KIDS Center celebrates 20 years
Published 12:00 am Wednesday, October 1, 2014
- Joe Kline / The BulletinGiant teddy bears greet visitors as therapist Zila Phillips, left, gives a tour of the KIDS Center interview and exams rooms to Deschutes County Circuit Judge Steve Forte, and wife, Karen, of Bend, during the facilityís 20th anniversary open house Tuesday.
At the KIDS Center in Bend, teddy bears were piled high, employees milled about and exuberant voices of children could be heard from rooms down the hall Tuesday morning.
While the atmosphere in the building on NW Kingston Avenue tends toward joyful, the situations of children who are referred to the center are often anything but.
“KIDS” stands for Kids Intervention and Diagnostic Service, and the center provides forensic interviews, medical evaluations, therapy and family support when a child is referred to the center on suspicions of child abuse.
The center recognized 20 years of child abuse intervention in Central Oregon with an open house Tuesday. Executive Director Shelly Smith and Development and Prevention Director Robin Antonson reflected on the past two decades.
As the KIDS Center has grown, so has national awareness of child abuse. Antonson said, however, that popular understanding of the issue — nationally and locally — has a long way to go.
“As a society, we’re still really young, maybe immature, in how we talk about child abuse,” said Antonson. “Our goal is to get out there and get our community comfortable talking about child abuse and accept that it happens.”
The center ensures that children have to recount their experiences only once, said Antonson. Previously, a child might have had to do this many times — to a trusted adult, to law enforcement, to the Department of Human Services. Instead, the center gathers the necessary people and records the forensic interview so that it can be used as evidence in court, said Smith.
The center was founded in 1994 after several years of planning by various community members, spurred by then-Deschutes County District Attorney Mike Dugan and then-Deputy District Attorney Chris Gardner.
Gardner had worked as a prosecutor on child abuse cases in Indiana and began researching best practices in child abuse law and prevention, he said, in part because the repercussions for society can be great.
“We know that children who are abused or seriously neglected are more likely to fall into any category of dysfunctional adult that you can name,” Gardner said.
When he was hired as deputy district attorney in 1989, he brought the ideas to his boss. “(Gardner) showed me the models, and I said, ‘Well, let’s make that a priority,’” said Dugan.
In the ensuing years, Central Oregonians mobilized to get a child advocacy center off the ground.
Members of local Rotary clubs raised awareness and money. Ground was broken in 1993, and in May 1994 the center opened. That first year, it did 29 child abuse evaluations and served 130 children in total — with one full-time staff member — according to an anniversary report put together by the center’s staff.
Since then, the center has served more than 10,000 children in Deschutes, Crook and Jefferson Counties and Warm Springs, according to the report.
Once the building was constructed, the property was turned over to the Deschutes Children’s Foundation, which provides space and property management to local nonprofits at no cost. The KIDS Center does not pay rent on the building, which foundation Director Kim McNamer said saves KIDS Center approximately $57,000 a year. That money is the equivalent to the cost of 29 medical evaluations, she said.
“It continues to be a high need in our community,” said McNamer. “(The KIDS Center has) been able to really work through the recession and the downturn to continue to serve as many children and families as possible.”

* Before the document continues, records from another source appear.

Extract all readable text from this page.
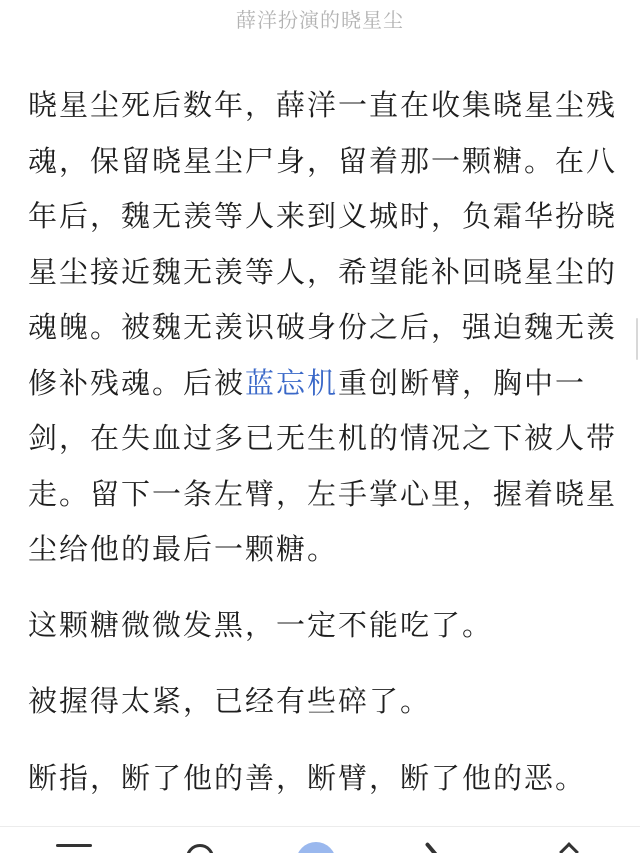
薛洋扮演的晓星尘

晓星尘死后数年，薛洋一直在收集晓星尘残魂，保留晓星尘尸身，留着那一颗糖。在八年后，魏无羡等人来到义城时，负霜华扮晓星尘接近魏无羡等人，希望能补回晓星尘的魂魄。被魏无羡识破身份之后，强迫魏无羡修补残魂。后被蓝忘机重创断臂，胸中一剑，在失血过多已无生机的情况之下被人带走。留下一条左臂，左手掌心里，握着晓星尘给他的最后一颗糖。

这颗糖微微发黑，一定不能吃了。

被握得太紧，已经有些碎了。

断指，断了他的善，断臂，断了他的恶。
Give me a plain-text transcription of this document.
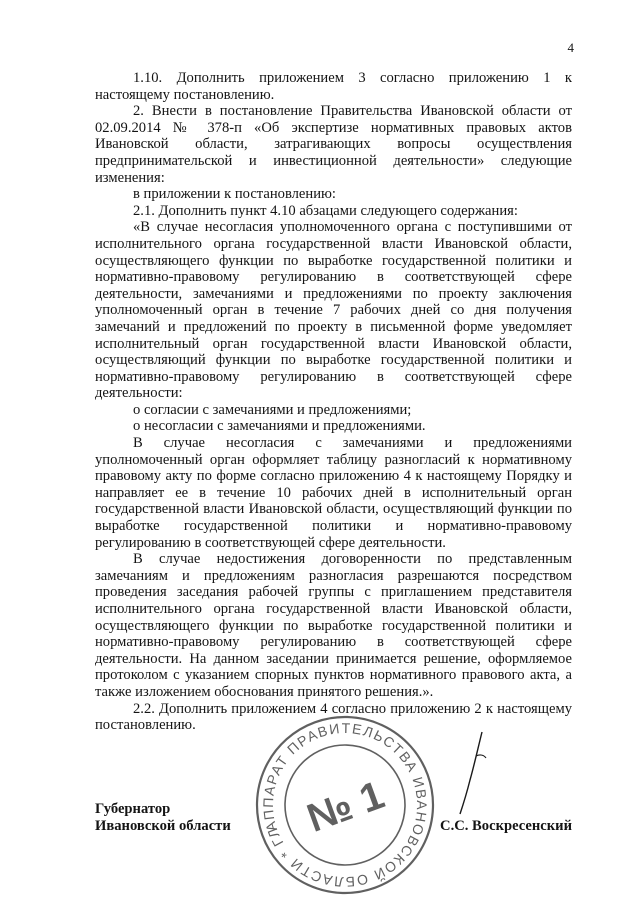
4

1.10. Дополнить приложением 3 согласно приложению 1 к настоящему постановлению.

2. Внести в постановление Правительства Ивановской области от 02.09.2014 № 378-п «Об экспертизе нормативных правовых актов Ивановской области, затрагивающих вопросы осуществления предпринимательской и инвестиционной деятельности» следующие изменения:

в приложении к постановлению:

2.1. Дополнить пункт 4.10 абзацами следующего содержания:

«В случае несогласия уполномоченного органа с поступившими от исполнительного органа государственной власти Ивановской области, осуществляющего функции по выработке государственной политики и нормативно-правовому регулированию в соответствующей сфере деятельности, замечаниями и предложениями по проекту заключения уполномоченный орган в течение 7 рабочих дней со дня получения замечаний и предложений по проекту в письменной форме уведомляет исполнительный орган государственной власти Ивановской области, осуществляющий функции по выработке государственной политики и нормативно-правовому регулированию в соответствующей сфере деятельности:

о согласии с замечаниями и предложениями;

о несогласии с замечаниями и предложениями.

В случае несогласия с замечаниями и предложениями уполномоченный орган оформляет таблицу разногласий к нормативному правовому акту по форме согласно приложению 4 к настоящему Порядку и направляет ее в течение 10 рабочих дней в исполнительный орган государственной власти Ивановской области, осуществляющий функции по выработке государственной политики и нормативно-правовому регулированию в соответствующей сфере деятельности.

В случае недостижения договоренности по представленным замечаниям и предложениям разногласия разрешаются посредством проведения заседания рабочей группы с приглашением представителя исполнительного органа государственной власти Ивановской области, осуществляющего функции по выработке государственной политики и нормативно-правовому регулированию в соответствующей сфере деятельности. На данном заседании принимается решение, оформляемое протоколом с указанием спорных пунктов нормативного правового акта, а также изложением обоснования принятого решения.».

2.2. Дополнить приложением 4 согласно приложению 2 к настоящему постановлению.

Губернатор
Ивановской области	С.С. Воскресенский
АППАРАТ ПРАВИТЕЛЬСТВА ИВАНОВСКОЙ ОБЛАСТИ * ГЛАВНОЕ
№ 1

Challenges persist — insurance reimbursement rates for medical evaluations have been cut, according to the center’s 2013 annual report — but community support persists, too. A new “Cork & Barrel” fundraiser raised more than $250,000 for the center’s work this summer.
About 30 percent of the organization’s 2013 revenue came from public funds and federal and state grants. The rest is provided by individual, nonprofit and corporate donors, private foundations and revenue from adult education programs.
In 2013, the KIDS Center evaluated or provided consultation on 313 children, according to the report. Services now include preventive training for adults.
A new “Let’s Talk About It” series educates parents about how to discuss sexuality with their children, said Antonson. An Internet safety program addresses rising concern over children’s vulnerability on the Web. Since its inception in 2005, a program called “Darkness to Light: Stewards of Children” has trained just less than 7,000 adults in sexual abuse recognition and prevention, said Smith.
Looking ahead, the center is developing stronger family support services. Last fall, the organization began a pilot project in partnership with the Deschutes County Multidisciplinary Team to conduct forensic interviews with children who witness domestic violence.
“We have just a prime opportunity to help provide tools to the highest-need families,” said Smith.